Огромный вес теории Рунеберга и интерпретации фольклора в целом придает блестящая монография молодого итальянского ученого Карло Гинзбурга. Гинзбург заинтересовался историей фольклора, ознакомившись с трудами Мюррей, Рунеберга и Бономо. После долгой работы в архиве он нашел поразительные доказательства в пользу их теорий. Он утверждает, что преемственность в истории какого-либо древнего культа сложно доказуема, но можно показать преемственность народных верований и практик, связанных с плодородием, на которые на протяжении веков накладывались «культурные наслоения самого разного характера» [74]. В качестве доказательства Гинзбург использует существование культа плодородия во Фриули еще в конце XVI века – культа под названием бенанданти (benandanti – «идущие на благое дело»). Бенанданти были приверженцами культа плодородия и поклонялись богине Диане. Неопровержимость доказательств лишь подтверждает некоторые части тезиса Мюррей и Рунеберга. Еще более любопытной является трансформация, случившаяся с бенанданти после прихода инквизиции. Бенанданти ранее открыто отвергали любые намеки на поклонение дьяволу и даже выходили ночью на улицы и ожесточенно дрались со стригонами (strigoni), адептами местного культа ведьм. Когда прибыли инквизиторы, они, в силу ригидности своих установок, отказывались видеть разницу между двумя культами: поклонения Диане и участия бенанданти в нехристианских обрядах оказалось достаточно, чтобы обвинить их в ведовстве.

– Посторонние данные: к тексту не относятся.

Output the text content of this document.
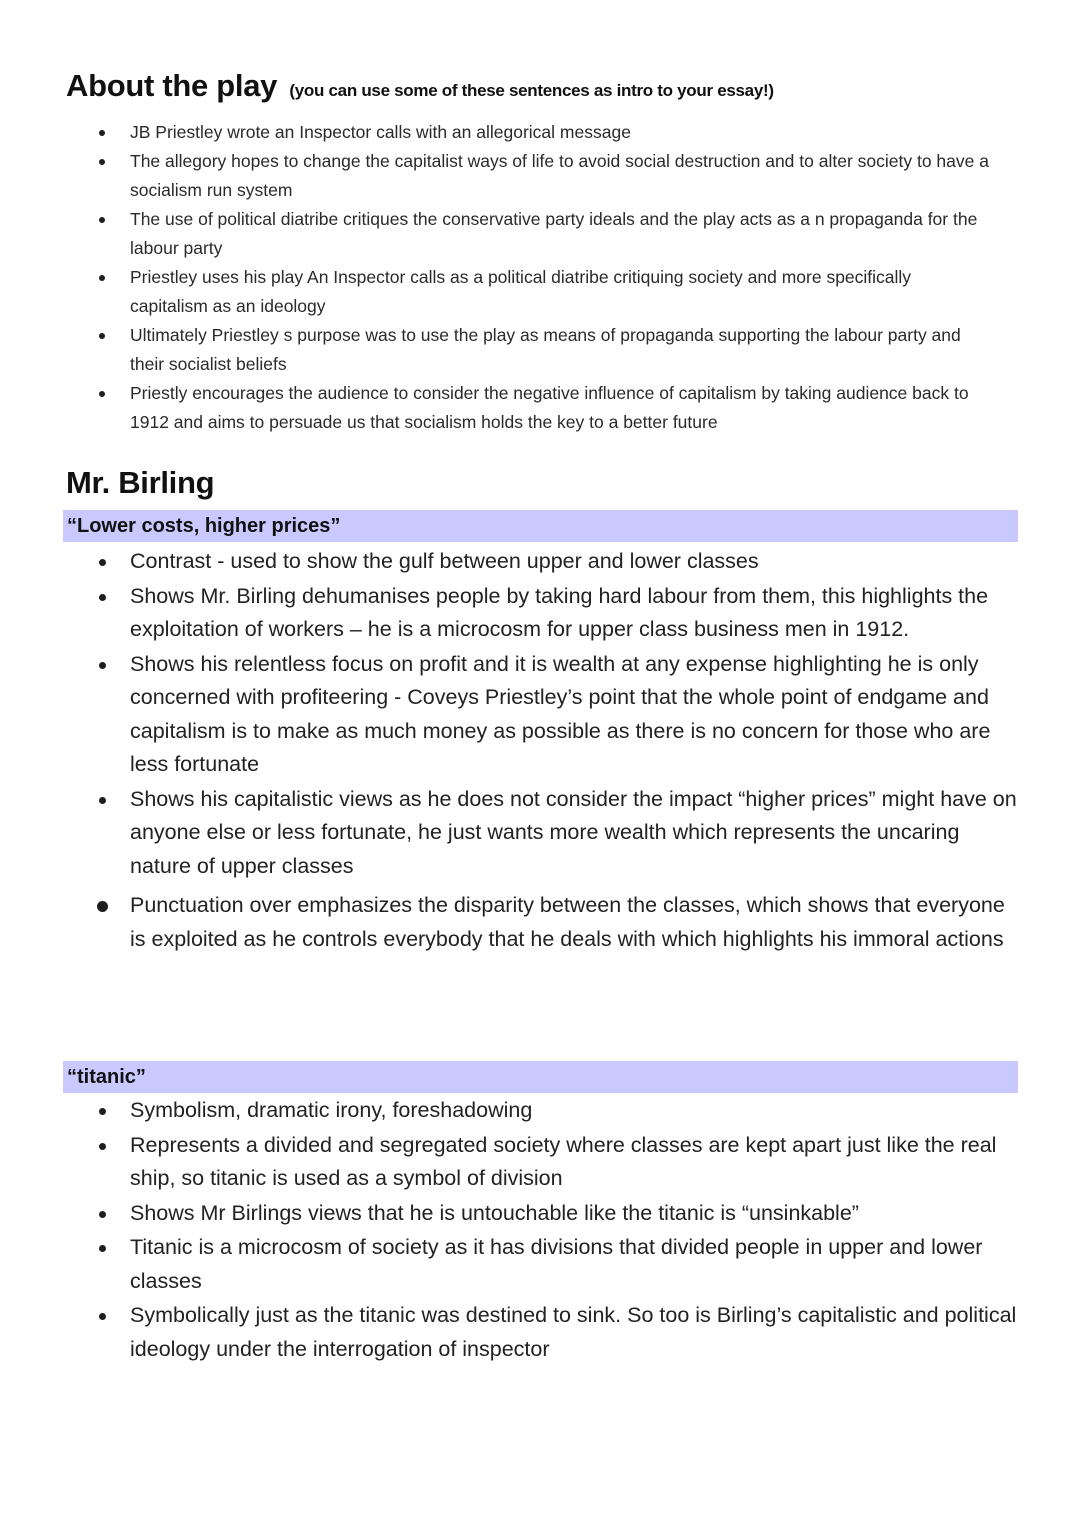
About the play (you can use some of these sentences as intro to your essay!)
JB Priestley wrote an Inspector calls with an allegorical message
The allegory hopes to change the capitalist ways of life to avoid social destruction and to alter society to have a socialism run system
The use of political diatribe critiques the conservative party ideals and the play acts as a n propaganda for the labour party
Priestley uses his play An Inspector calls as a political diatribe critiquing society and more specifically capitalism as an ideology
Ultimately Priestley s purpose was to use the play as means of propaganda supporting the labour party and their socialist beliefs
Priestly encourages the audience to consider the negative influence of capitalism by taking audience back to 1912 and aims to persuade us that socialism holds the key to a better future
Mr. Birling
“Lower costs, higher prices”
Contrast - used to show the gulf between upper and lower classes
Shows Mr. Birling dehumanises people by taking hard labour from them, this highlights the exploitation of workers – he is a microcosm for upper class business men in 1912.
Shows his relentless focus on profit and it is wealth at any expense highlighting he is only concerned with profiteering - Coveys Priestley’s point that the whole point of endgame and capitalism is to make as much money as possible as there is no concern for those who are less fortunate
Shows his capitalistic views as he does not consider the impact “higher prices” might have on anyone else or less fortunate, he just wants more wealth which represents the uncaring nature of upper classes
Punctuation over emphasizes the disparity between the classes, which shows that everyone is exploited as he controls everybody that he deals with which highlights his immoral actions
“titanic”
Symbolism, dramatic irony, foreshadowing
Represents a divided and segregated society where classes are kept apart just like the real ship, so titanic is used as a symbol of division
Shows Mr Birlings views that he is untouchable like the titanic is “unsinkable”
Titanic is a microcosm of society as it has divisions that divided people in upper and lower classes
Symbolically just as the titanic was destined to sink. So too is Birling’s capitalistic and political ideology under the interrogation of inspector
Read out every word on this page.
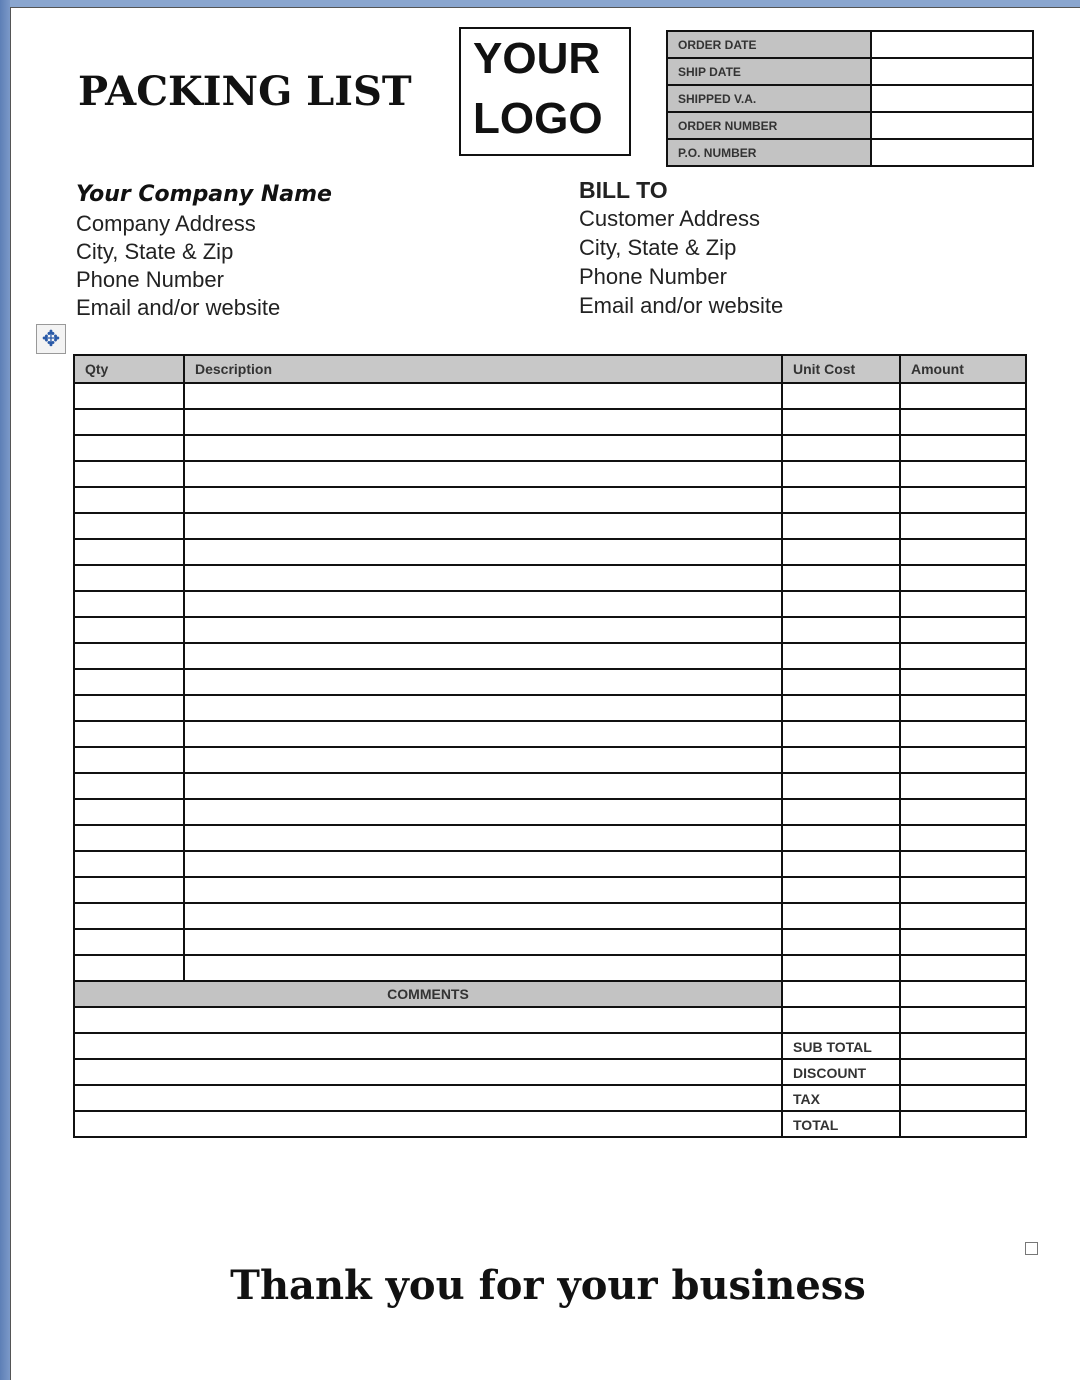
PACKING LIST
YOUR
LOGO
ORDER DATE	
SHIP DATE	
SHIPPED V.A.	
ORDER NUMBER	
P.O. NUMBER	
Your Company Name
Company Address
City, State & Zip
Phone Number
Email and/or website
BILL TO
Customer Address
City, State & Zip
Phone Number
Email and/or website
✥
Qty	Description	Unit Cost	Amount

COMMENTS			

		SUB TOTAL	
		DISCOUNT	
		TAX	
		TOTAL	
Thank you for your business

На судебных процессах и под пытками инквизиторы вынудили бенанданти признаться в колдовстве, и за удивительно короткий промежуток времени их ложь укоренилась не только в умах населения в целом, но и у самих бенанданти. Еще в 1610 году бенанданти твердили о том, что не поклоняются дьяволу, однако к 1640 году они уже были убеждены в обратном и зашли так далеко, что признали себя стригонами – членами той самой секты, против которой они ранее так решительно выступали. «Мы можем со всей уверенностью утверждать, – пишет Гинзбург, – что поклонение дьяволу и ведовство распространилось по Фриули в виде искаженного культа плодородия» [75]. Никогда прежде не было представлено более убедительных доказательств того, что ведовство существовало, что оно в значительной степени было порождено народными верованиями и практиками и что роль инквизиции заключалась вовсе не в том, чтобы изобрести ведовство, а в том, чтобы навязать другим свое определение того, что именно считалось ведовством.